Former analyst to head up Kenbelle Capital hedge fund
One of Wall Street’s best-known analysts, Meredith Whitney, is poised to launch a hedge fund after deregistering her own brokerage firm from the Financial Industry Regulatory Authority (FINRA).
Meredith Whitney Securities, the brokerage arm of the Meredith Whitney Advisory Group (MWAG) that was launched in 2009, was removed from FINRA’s listings on August 28, according to the filing. MWAG, which until recently published regular investment research, also appears to be winding down after its last findings were released mid-September.
A filing released by Whitney to independent securities regulator FINRA simply reads: ‘I am the managing principal/chief investment officer for a long/short fund.’ The new firm, called Kenbelle Capital, is an investment manager to a partnership based in Bermuda. Whitney has previously articulated a wish to start investing both her own and other people’s money, in what she called ‘the whole investment supercycles’ in an interview with the Financial Times.
MWAG’s potential closure comes after Whitney’s research firm steadily lost a number of buy-side clients, dropping from 30 customers shortly after its opening to 14 by the start of 2013. The firm’s research staff have also been cut from five full-time analysts in 2011 to just one on MWAG’s books this summer, Angela Cantu, who has since departed to join the Blackstone Group.

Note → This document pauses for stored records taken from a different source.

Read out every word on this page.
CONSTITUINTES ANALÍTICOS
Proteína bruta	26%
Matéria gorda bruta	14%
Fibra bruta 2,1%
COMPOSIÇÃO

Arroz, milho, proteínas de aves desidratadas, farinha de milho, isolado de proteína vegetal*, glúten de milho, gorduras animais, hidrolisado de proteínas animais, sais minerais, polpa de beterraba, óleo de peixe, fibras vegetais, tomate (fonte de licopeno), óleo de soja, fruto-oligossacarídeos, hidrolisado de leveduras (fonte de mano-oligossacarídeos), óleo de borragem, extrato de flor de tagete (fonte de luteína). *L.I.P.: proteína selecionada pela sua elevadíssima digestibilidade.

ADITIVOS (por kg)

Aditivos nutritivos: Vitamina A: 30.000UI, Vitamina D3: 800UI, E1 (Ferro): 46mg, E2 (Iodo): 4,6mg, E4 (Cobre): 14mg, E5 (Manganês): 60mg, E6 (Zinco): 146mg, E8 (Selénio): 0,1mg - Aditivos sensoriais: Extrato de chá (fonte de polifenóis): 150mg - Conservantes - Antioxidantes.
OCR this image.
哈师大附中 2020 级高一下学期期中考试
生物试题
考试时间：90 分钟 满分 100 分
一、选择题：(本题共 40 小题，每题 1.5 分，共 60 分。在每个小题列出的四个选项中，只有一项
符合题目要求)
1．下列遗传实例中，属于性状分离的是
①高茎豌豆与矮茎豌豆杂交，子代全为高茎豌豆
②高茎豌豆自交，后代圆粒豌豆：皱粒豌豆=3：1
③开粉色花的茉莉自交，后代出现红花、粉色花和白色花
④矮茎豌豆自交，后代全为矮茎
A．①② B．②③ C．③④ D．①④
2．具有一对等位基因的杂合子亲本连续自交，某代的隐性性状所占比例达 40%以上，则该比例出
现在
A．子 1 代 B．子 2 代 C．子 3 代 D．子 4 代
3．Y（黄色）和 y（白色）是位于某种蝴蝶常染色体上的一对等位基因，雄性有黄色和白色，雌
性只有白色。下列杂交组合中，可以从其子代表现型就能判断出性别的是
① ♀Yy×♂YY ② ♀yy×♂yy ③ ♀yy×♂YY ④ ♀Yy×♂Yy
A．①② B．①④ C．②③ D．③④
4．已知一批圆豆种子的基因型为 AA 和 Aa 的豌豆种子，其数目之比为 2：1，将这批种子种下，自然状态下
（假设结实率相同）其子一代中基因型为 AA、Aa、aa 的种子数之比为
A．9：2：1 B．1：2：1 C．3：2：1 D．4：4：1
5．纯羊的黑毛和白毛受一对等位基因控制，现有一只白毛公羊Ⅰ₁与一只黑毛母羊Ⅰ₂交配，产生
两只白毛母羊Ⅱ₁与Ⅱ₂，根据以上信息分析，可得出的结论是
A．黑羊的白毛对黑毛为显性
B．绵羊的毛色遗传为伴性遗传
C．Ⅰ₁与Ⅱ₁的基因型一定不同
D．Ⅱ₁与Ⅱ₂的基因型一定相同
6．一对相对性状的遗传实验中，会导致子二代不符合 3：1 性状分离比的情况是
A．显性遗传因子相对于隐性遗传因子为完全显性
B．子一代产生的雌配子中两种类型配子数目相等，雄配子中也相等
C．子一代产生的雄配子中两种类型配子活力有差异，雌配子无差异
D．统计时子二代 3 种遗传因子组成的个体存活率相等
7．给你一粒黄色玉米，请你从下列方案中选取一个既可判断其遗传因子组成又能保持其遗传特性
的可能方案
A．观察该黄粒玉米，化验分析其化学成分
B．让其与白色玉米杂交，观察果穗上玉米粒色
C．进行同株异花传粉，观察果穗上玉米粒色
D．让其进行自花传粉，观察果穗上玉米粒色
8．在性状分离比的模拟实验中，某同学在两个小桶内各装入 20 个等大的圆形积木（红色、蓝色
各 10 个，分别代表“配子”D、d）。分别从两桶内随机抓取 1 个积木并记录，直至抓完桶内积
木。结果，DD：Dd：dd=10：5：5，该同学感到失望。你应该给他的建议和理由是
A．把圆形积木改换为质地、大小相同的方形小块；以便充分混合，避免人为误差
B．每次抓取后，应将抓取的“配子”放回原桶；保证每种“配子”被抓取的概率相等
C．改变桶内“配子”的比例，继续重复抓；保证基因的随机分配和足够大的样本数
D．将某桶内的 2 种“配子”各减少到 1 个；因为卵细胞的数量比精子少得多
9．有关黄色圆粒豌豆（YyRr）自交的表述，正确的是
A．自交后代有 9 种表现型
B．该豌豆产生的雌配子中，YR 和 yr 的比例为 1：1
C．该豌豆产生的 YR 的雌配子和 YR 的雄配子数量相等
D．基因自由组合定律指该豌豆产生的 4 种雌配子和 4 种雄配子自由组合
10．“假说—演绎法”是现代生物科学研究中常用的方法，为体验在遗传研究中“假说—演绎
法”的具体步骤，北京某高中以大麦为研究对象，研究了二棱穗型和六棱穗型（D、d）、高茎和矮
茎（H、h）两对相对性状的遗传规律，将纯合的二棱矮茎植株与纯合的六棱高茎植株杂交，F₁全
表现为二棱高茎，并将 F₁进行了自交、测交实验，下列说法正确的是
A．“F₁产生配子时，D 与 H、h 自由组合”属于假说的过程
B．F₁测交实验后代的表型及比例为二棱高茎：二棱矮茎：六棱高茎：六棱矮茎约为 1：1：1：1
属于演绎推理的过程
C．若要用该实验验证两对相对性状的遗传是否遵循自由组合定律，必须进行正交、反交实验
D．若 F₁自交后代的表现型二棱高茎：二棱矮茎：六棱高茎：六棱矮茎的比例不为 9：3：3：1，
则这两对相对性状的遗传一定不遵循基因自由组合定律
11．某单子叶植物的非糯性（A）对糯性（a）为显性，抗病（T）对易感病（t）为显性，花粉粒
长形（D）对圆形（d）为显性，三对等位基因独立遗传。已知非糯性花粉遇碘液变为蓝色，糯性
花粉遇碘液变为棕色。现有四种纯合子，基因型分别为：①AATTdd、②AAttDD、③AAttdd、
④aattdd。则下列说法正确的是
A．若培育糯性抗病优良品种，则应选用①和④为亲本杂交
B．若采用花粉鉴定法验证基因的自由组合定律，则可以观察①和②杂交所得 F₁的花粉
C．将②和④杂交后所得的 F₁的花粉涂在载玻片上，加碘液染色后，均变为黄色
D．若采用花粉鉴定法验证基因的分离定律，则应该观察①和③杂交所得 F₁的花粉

An Integrity Research Associates blog describes the closing of MWAG as ‘not a shock’ and says Whitney has faced similar problems to those of other research firms, including a shrinking US equity commission pool and increasing regulatory scrutiny.
‘In fact, many independent research companies we have spoken with over the past six months say they have experienced either dramatic client cancellations or drastic revenue reductions from buy-side customers over the past few years due to the factors mentioned above,’ the blog continues.
Whitney first fell under the spotlight in 2007 after making a prediction that banking giant Citigroup would be forced to cut its dividend, a forecast that proved true just months later. Fueled by her successful prediction, Whitney struck out in 2009 to found her research and brokerage firms.
In 2010 she made a bold but inaccurate prediction that defaults at municipalities across the US would come to be worth hundreds of billions of dollars, though called her assertion a ‘guesstimate’. Instead of collapsing, however, municipalities became star performers in 2011, to a chorus of Wall Street detractors.